Middling but Intriguing

The Great Gatsby. It didn’t quite work, because the movie’s Nick didn’t quite carry the romantic melancholy and nostalgia that the book’s narrator does, but it was great to see a version of Gatsby that went all out on jazz age excess. And I continue to love Leonardo di Caprio (especially in his oatmeal jumper in this…)

Middling but Entertaining by Virtue of Being Middle Earth

The Hobbit: The Desolation of Smaug. I love Peter Jackson’s Middle Earth so much that as long as the movies continue to entertain, they have a get out of jail free card with me. I enjoyed the first one, and I enjoyed this one more. Do I wish they’d go back to Big Ass Maoris in make-up for the Orcs rather than CGI-ing so much? Yes. Do I wishes so much of the river chase wasn’t obviously CGI? Yes. Do I love the ‘Thringy-Thrangy-Throngy’ stuff (thanks, Mark Kermode)? Yes. Did I giggle at the Legolas-Gimli in joke? Yes. The Hobbits don’t have the richness and depth of the Lord of the Rings films - I can tell, because they’ve not made me cry yet, and I bawled my way through chunks of each LOTR - but they are a lot of fun.

Middling but Features Josh Lyman Pretending to Be Michael Banks and Singing Let’s Go Fly A Kite while on His Knees

Saving Mr Banks. I enjoyed Saving Mr Banks a lot (a very lot), but lets not go pretending it’s a really great movie. It’s a really strong movie, that knows exactly what it wants to do and what effect it wants to get, and does it, without you ever feeling like you’ve been manipulated by it - and that’s no mean feat. But it’s not an exceptional film. Emma Thompson, on the other hand, is an exceptional actress.

So Baffling I Don’t Know What To Think (but I had a go)

Only God Forgives. Not Drive is probably the best description of this film from Nicolas Winding Refn. I think it might have been good? But I think I probably won’t be seeing it again.

So Entertaining that I’m (almost) Baffled at Myself

One Direction: This is Us. Yes. Yes. I went there. My friends said they were going to take me to see it, and they did. In their defence, I was a relatively willing victim, because as global behemoths go, 1D are pretty benevolent and I do like a good pop song. I grinned a lot, and bopped a long a bit, and I had an emotion or two - and I will be seeing it again, quite happily. Also, I have tickets to see them in the summer. Because this was that fun, and I am not ashamed.

Bottom of the Class

Django Unchained. Blargh, blargh. I miss 1990s Tarantino, when Lawrence Bender didn’t let him be so self-indulgent. Leonardo di Caprio clearly has a ball. I didn’t.

Les Miserables. Because I am a robot. Whatever.
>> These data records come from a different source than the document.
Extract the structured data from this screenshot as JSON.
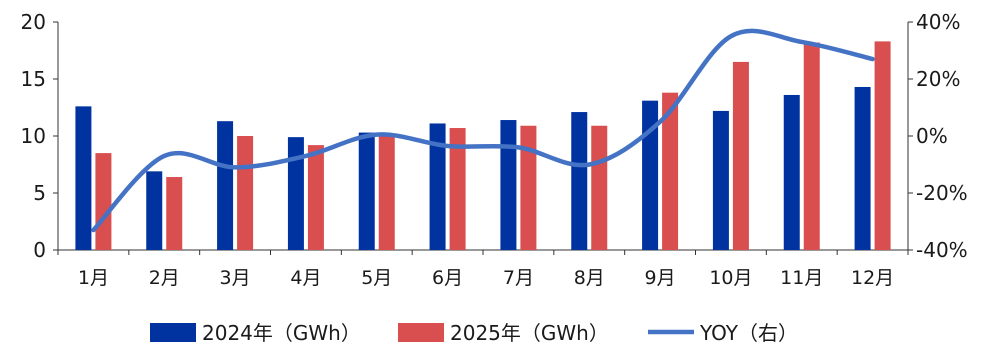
{
  "chart_data": {
    "type": "bar",
    "categories": [
      "1月",
      "2月",
      "3月",
      "4月",
      "5月",
      "6月",
      "7月",
      "8月",
      "9月",
      "10月",
      "11月",
      "12月"
    ],
    "series": [
      {
        "name": "2024年（GWh）",
        "type": "bar",
        "axis": "left",
        "color": "#0033a0",
        "values": [
          12.6,
          6.9,
          11.3,
          9.9,
          10.3,
          11.1,
          11.4,
          12.1,
          13.1,
          12.2,
          13.6,
          14.3
        ]
      },
      {
        "name": "2025年（GWh）",
        "type": "bar",
        "axis": "left",
        "color": "#d94f4f",
        "values": [
          8.5,
          6.4,
          10.0,
          9.2,
          10.2,
          10.7,
          10.9,
          10.9,
          13.8,
          16.5,
          18.2,
          18.3
        ]
      },
      {
        "name": "YOY（右）",
        "type": "line",
        "axis": "right",
        "color": "#4472c4",
        "values": [
          -33,
          -7,
          -11,
          -7,
          0.5,
          -3.5,
          -4,
          -10,
          5,
          35,
          33,
          27
        ]
      }
    ],
    "y_left": {
      "ticks": [
        "0",
        "5",
        "10",
        "15",
        "20"
      ],
      "min": 0,
      "max": 20
    },
    "y_right": {
      "ticks": [
        "-40%",
        "-20%",
        "0%",
        "20%",
        "40%"
      ],
      "min": -40,
      "max": 40
    },
    "grid": false,
    "legend": "bottom"
  }
}
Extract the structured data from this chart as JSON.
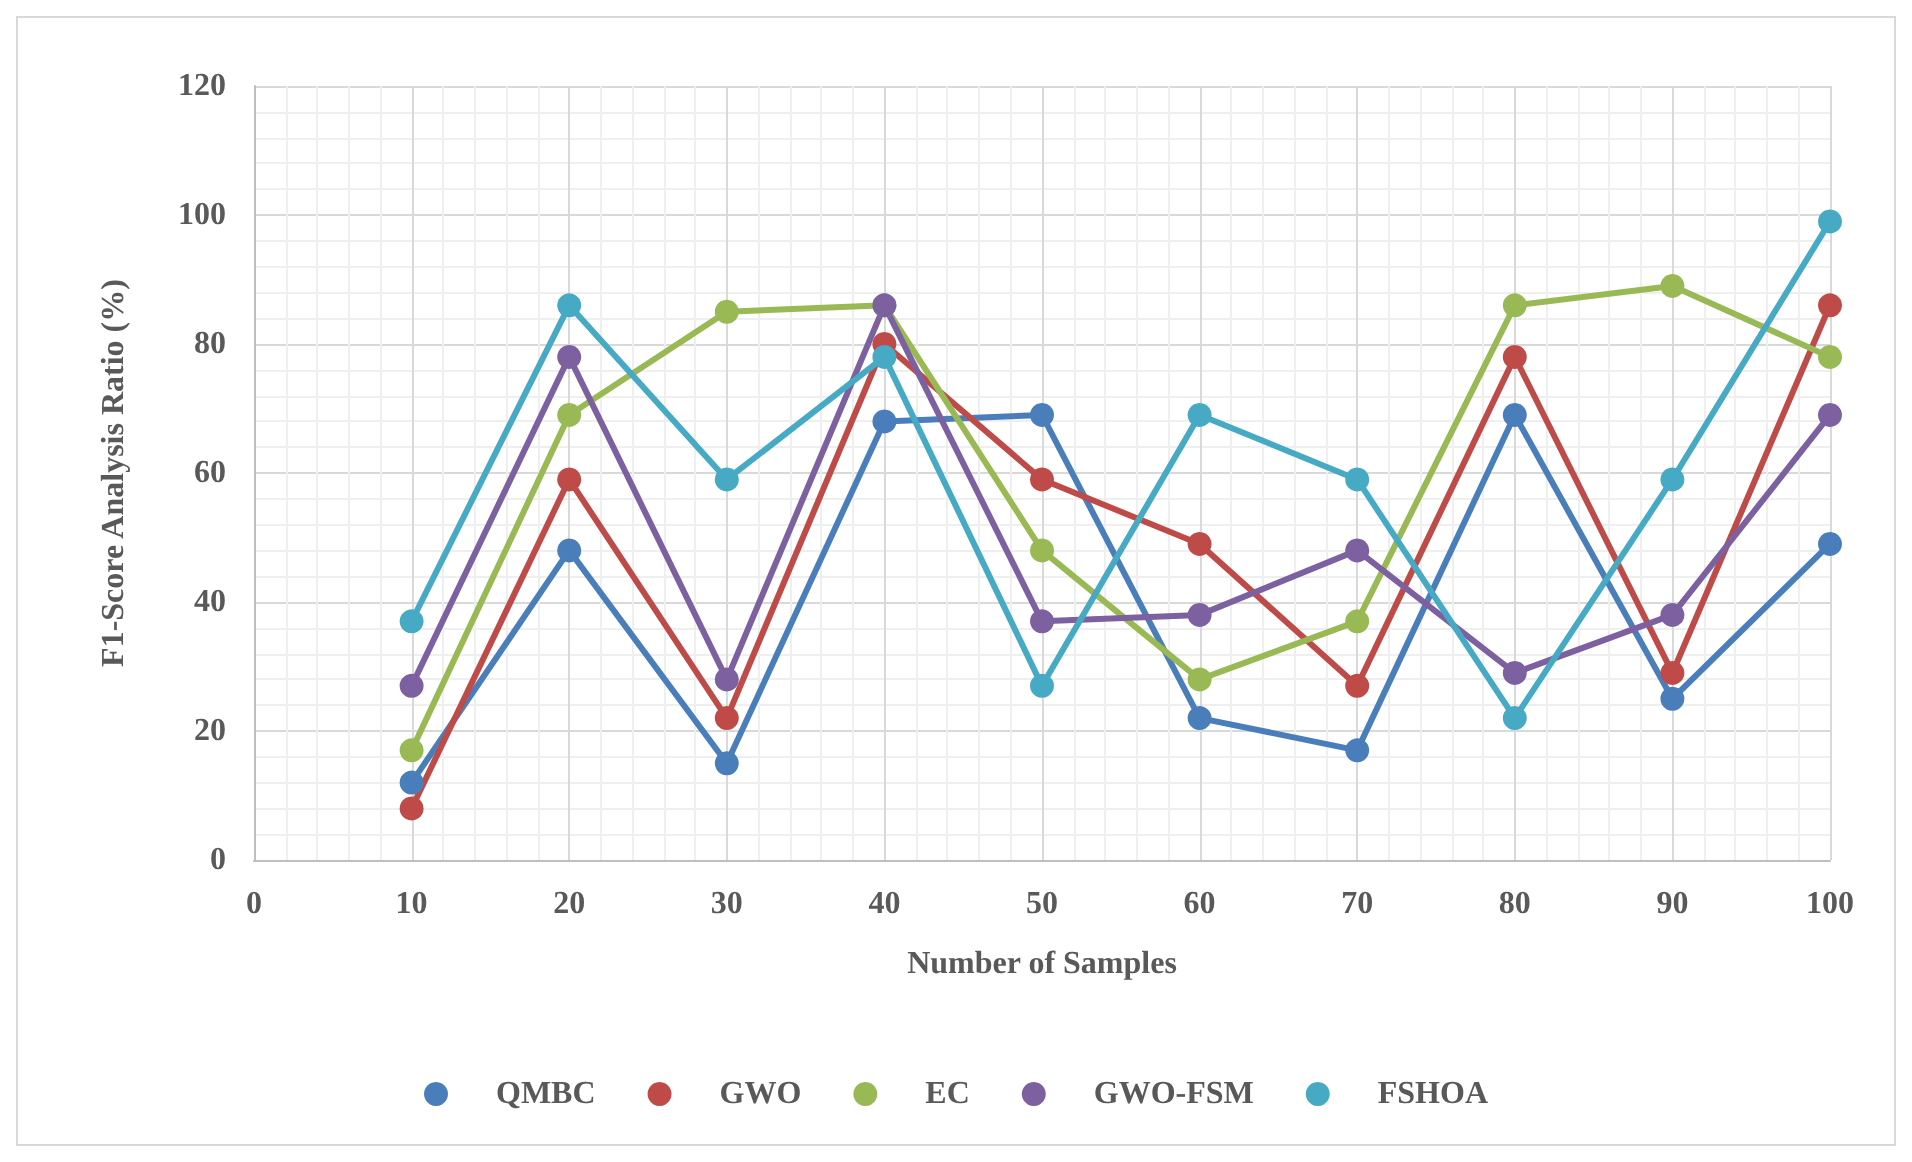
{
  "chart_data": {
    "type": "line",
    "xlabel": "Number of Samples",
    "ylabel": "F1-Score Analysis Ratio (%)",
    "x": [
      10,
      20,
      30,
      40,
      50,
      60,
      70,
      80,
      90,
      100
    ],
    "series": [
      {
        "name": "QMBC",
        "color": "#4a7ebb",
        "values": [
          12,
          48,
          15,
          68,
          69,
          22,
          17,
          69,
          25,
          49
        ]
      },
      {
        "name": "GWO",
        "color": "#be4b48",
        "values": [
          8,
          59,
          22,
          80,
          59,
          49,
          27,
          78,
          29,
          86
        ]
      },
      {
        "name": "EC",
        "color": "#98b954",
        "values": [
          17,
          69,
          85,
          86,
          48,
          28,
          37,
          86,
          89,
          78
        ]
      },
      {
        "name": "GWO-FSM",
        "color": "#7d60a0",
        "values": [
          27,
          78,
          28,
          86,
          37,
          38,
          48,
          29,
          38,
          69
        ]
      },
      {
        "name": "FSHOA",
        "color": "#46aac5",
        "values": [
          37,
          86,
          59,
          78,
          27,
          69,
          59,
          22,
          59,
          99
        ]
      }
    ],
    "xlim": [
      0,
      100
    ],
    "xticks": [
      0,
      10,
      20,
      30,
      40,
      50,
      60,
      70,
      80,
      90,
      100
    ],
    "ylim": [
      0,
      120
    ],
    "yticks": [
      0,
      20,
      40,
      60,
      80,
      100,
      120
    ],
    "grid": true,
    "legend": "bottom",
    "marker": "circle",
    "line_style": "solid"
  }
}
This was like being hit over the head with a really manipulative singing sledge hammer. Give me Tale of Two Cities for my French Revolution any day. Madame Defarge could so take Gavroche.

Star Trek Into Darkness. And into punctuation lunacy… Possibly harsh, but I really really enjoy the first of JJ Abrams’ Trek movies, and I was disappointed in this. It felt by the numbers - all the way down to Alice Eve’s underwear. Stopitnow.

Man of Steel. OK, so I am a Zach Snyder sceptic to the core, but I did want to give this a chance. Some of it was very very good (Amy Adams, Clark with his human parents, learning to fly) and some of it was long drawn-out, very very noisy, wanton destruction of a major city, just because apparently that’s what happens in action movies now? Given that Krypton collapses because of over-mining for energy, it’s mildly ironic that Superman blows up at least one gas station. Bored now.

Austenland. Yes, I went to this for very silly Austen shenanigans with pretty men (specifically, JJ Feild and Bret McKenzie) when I needed to rest my brain, and that is exactly what I got. But it was worse than that, and not even so bad it’s good. And when the only laugh is a very nerdy in-joke about Bret McKenzie being FIGWIT in The Lord of the Rings (which might not actually have been an intentional in-joke, except in my head), then you know it’s bad. Don’t do it - just watch Pitch Perfect again.